Yeah have you read Tony Robbins book? There’s also a book called the millionaire teacher by Andrew Hallem. Both say the same thing. If your in it for the long haul find good index funds and find ones with the lowest fees. Paying half a percent more for fees each year adds up in the long run.
Really enjoyed this read thanks
No I haven’t read that. Definitely one to put on the reading list!
You can lose all your money in an index fund – but it’s very unlikely unless it’s a poorly designed index fund (which I don’t think even exists). But in order for an index fund’s value to go to zero there would have to be some world-ending cataclysmic event, in which case your money would be worthless anyway.
Thanks for the comment Joe. You can say the same about property. You could also loose a lot of money in the property market. Funds for me give me access to an investment with good returns at a very low cost of entry compared to property and other investments. Low service fee too.

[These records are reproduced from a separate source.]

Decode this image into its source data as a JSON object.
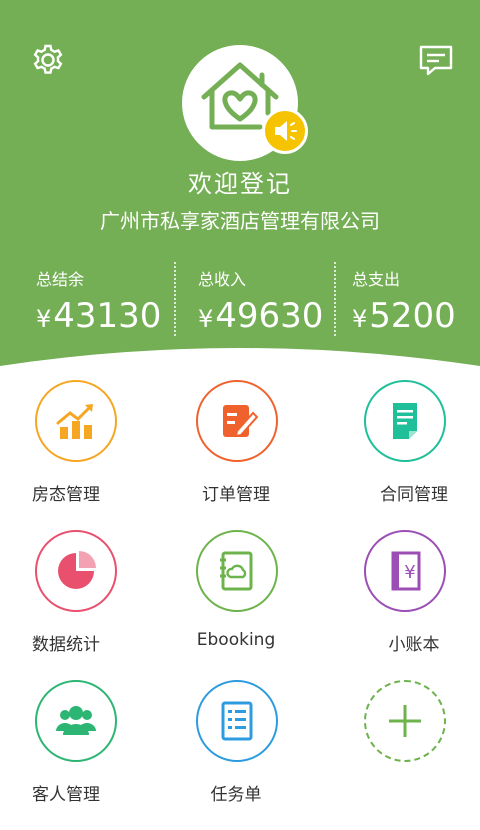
{
  "header": {
    "welcome": "欢迎登记",
    "company": "广州市私享家酒店管理有限公司",
    "bg_color": "#74af55"
  },
  "stats": [
    {
      "label": "总结余",
      "currency": "¥",
      "amount": "43130"
    },
    {
      "label": "总收入",
      "currency": "¥",
      "amount": "49630"
    },
    {
      "label": "总支出",
      "currency": "¥",
      "amount": "5200"
    }
  ],
  "grid": [
    {
      "label": "房态管理",
      "icon": "bar-chart-icon",
      "color": "#f5a623"
    },
    {
      "label": "订单管理",
      "icon": "edit-document-icon",
      "color": "#f0622d"
    },
    {
      "label": "合同管理",
      "icon": "contract-icon",
      "color": "#1fbf9a"
    },
    {
      "label": "数据统计",
      "icon": "pie-chart-icon",
      "color": "#e8506e"
    },
    {
      "label": "Ebooking",
      "icon": "cloud-book-icon",
      "color": "#6db34b"
    },
    {
      "label": "小账本",
      "icon": "ledger-icon",
      "color": "#9b4fb5"
    },
    {
      "label": "客人管理",
      "icon": "guests-icon",
      "color": "#2db574"
    },
    {
      "label": "任务单",
      "icon": "task-list-icon",
      "color": "#2d9be0"
    },
    {
      "label": "",
      "icon": "add-icon",
      "color": "#6db34b"
    }
  ]
}
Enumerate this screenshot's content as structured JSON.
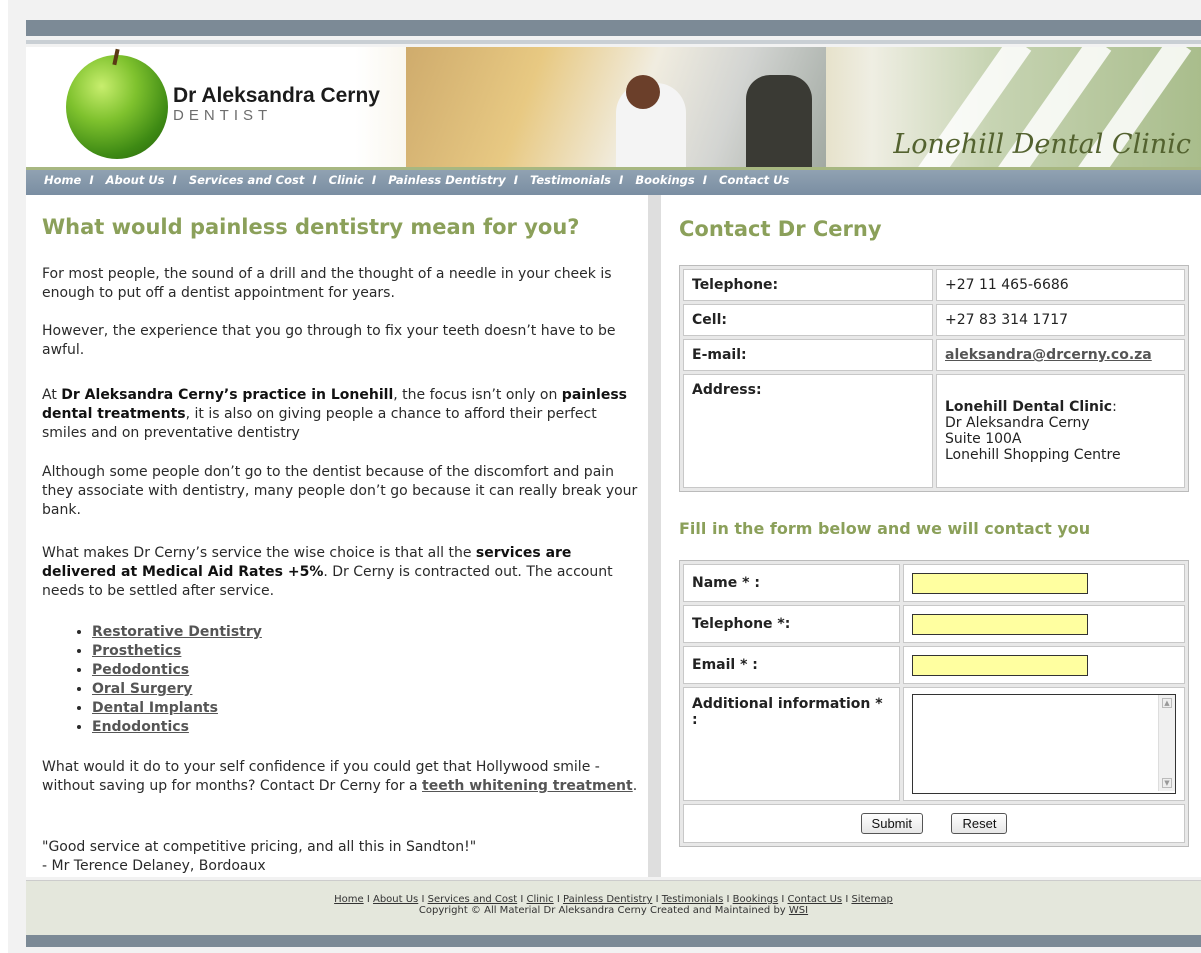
{
  "header": {
    "doctor_name": "Dr Aleksandra Cerny",
    "doctor_title": "DENTIST",
    "clinic_name": "Lonehill Dental Clinic"
  },
  "nav": {
    "items": [
      {
        "label": "Home"
      },
      {
        "label": "About Us"
      },
      {
        "label": "Services and Cost"
      },
      {
        "label": "Clinic"
      },
      {
        "label": "Painless Dentistry"
      },
      {
        "label": "Testimonials"
      },
      {
        "label": "Bookings"
      },
      {
        "label": "Contact Us"
      }
    ],
    "separator": "I"
  },
  "left": {
    "heading": "What would painless dentistry mean for you?",
    "p1": "For most people, the sound of a drill and the thought of a needle in your cheek is enough to put off a dentist appointment for years.",
    "p2": "However, the experience that you go through to fix your teeth doesn’t have to be awful.",
    "p3_a": "At ",
    "p3_bold1": "Dr Aleksandra Cerny’s practice in Lonehill",
    "p3_b": ", the focus isn’t only on ",
    "p3_bold2": "painless dental treatments",
    "p3_c": ", it is also on giving people a chance to afford their perfect smiles and on preventative dentistry",
    "p4": "Although some people don’t go to the dentist because of the discomfort and pain they associate with dentistry, many people don’t go because it can really break your bank.",
    "p5_a": "What makes Dr Cerny’s service the wise choice is that all the ",
    "p5_bold": "services are delivered at Medical Aid Rates +5%",
    "p5_b": ". Dr Cerny is contracted out. The account needs to be settled after service.",
    "services": [
      "Restorative Dentistry",
      "Prosthetics",
      "Pedodontics",
      "Oral Surgery",
      "Dental Implants",
      "Endodontics"
    ],
    "p6_a": "What would it do to your self confidence if you could get that Hollywood smile - without saving up for months? Contact Dr Cerny for a ",
    "p6_link": "teeth whitening treatment",
    "p6_b": ".",
    "quote": "\"Good service at competitive pricing, and all this in Sandton!\"",
    "quote_author": "- Mr Terence Delaney, Bordoaux"
  },
  "contact": {
    "heading": "Contact Dr Cerny",
    "telephone_label": "Telephone:",
    "telephone": "+27 11 465-6686",
    "cell_label": "Cell:",
    "cell": "+27 83 314 1717",
    "email_label": "E-mail:",
    "email": "aleksandra@drcerny.co.za",
    "address_label": "Address:",
    "address_name": "Lonehill Dental Clinic",
    "address_colon": ":",
    "address_line1": "Dr Aleksandra Cerny",
    "address_line2": "Suite 100A",
    "address_line3": "Lonehill Shopping Centre"
  },
  "form": {
    "heading": "Fill in the form below and we will contact you",
    "name_label": "Name * :",
    "telephone_label": "Telephone *:",
    "email_label": "Email * :",
    "info_label": "Additional information * :",
    "submit": "Submit",
    "reset": "Reset",
    "field_color": "#ffffa0"
  },
  "footer": {
    "links": [
      "Home",
      "About Us",
      "Services and Cost",
      "Clinic",
      "Painless Dentistry",
      "Testimonials",
      "Bookings",
      "Contact Us",
      "Sitemap"
    ],
    "copyright": "Copyright © All Material Dr Aleksandra Cerny   Created and Maintained by ",
    "wsi": "WSI"
  },
  "colors": {
    "accent_green": "#8ba05a",
    "nav_blue": "#7a8ea2",
    "bar_gray": "#7c8a96"
  }
}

Index funds are good for those who do not know about stocks and those who think they know everything about stocks. Pretty much covers a major chunk of the population. The only risk I see with index funds is valuation. But, like you mentioned staying invested should fix that problem.
I would love to learn about stock analysis and looking into company. I just don’t think I have the time to actually become an investor, rather than just a speculator and choose stocks based on a “feeling”. I agree, I think stocks are a great option if you dedicate yourself to doing the research. With index funds, I think there is less research involved.
Where did you get the data for the NZX50? I’m wondering what probability for different return/loss brackets is for each of the investment durations you have listed.
Downloaded the data from Yahoo finance.
Hi Rohan, coming late to the party. I’ve recently started looking into passive investing and index funds and something that keeps circling in my head is this: an index is something measuring performance of a group of assets (stocks). Now, an index fund tries to replicate that same performance by investing in the same assets that the index is tracking, and by doing so it invariably will affect the index. Why? Stock value is affected by supply and demand, so if a company is doing well, more people will want to buy it so its price goes up. Therefore the index goes up (let’s assume, all other stocks within the index remain the same). But what happens when people start investing in an index fund following that given index, the index fund will buy those stocks and then the price goes up, doesn’t it? If the index fund is large enough, the “power” of the fund compared to the overall “value” of the index might be significant to push its value up. And with the surge in popularity of index funds, millions are poured into them. Wondering how that might actually affect the index. I haven’t done the math yet to see if for example index funds following NZX-50 and what their value is compared to the value of the index itself are large enough to cause any issues, but thought of raising the question.
Great site by the way! I’ve just subscribed and will be going through all the posts!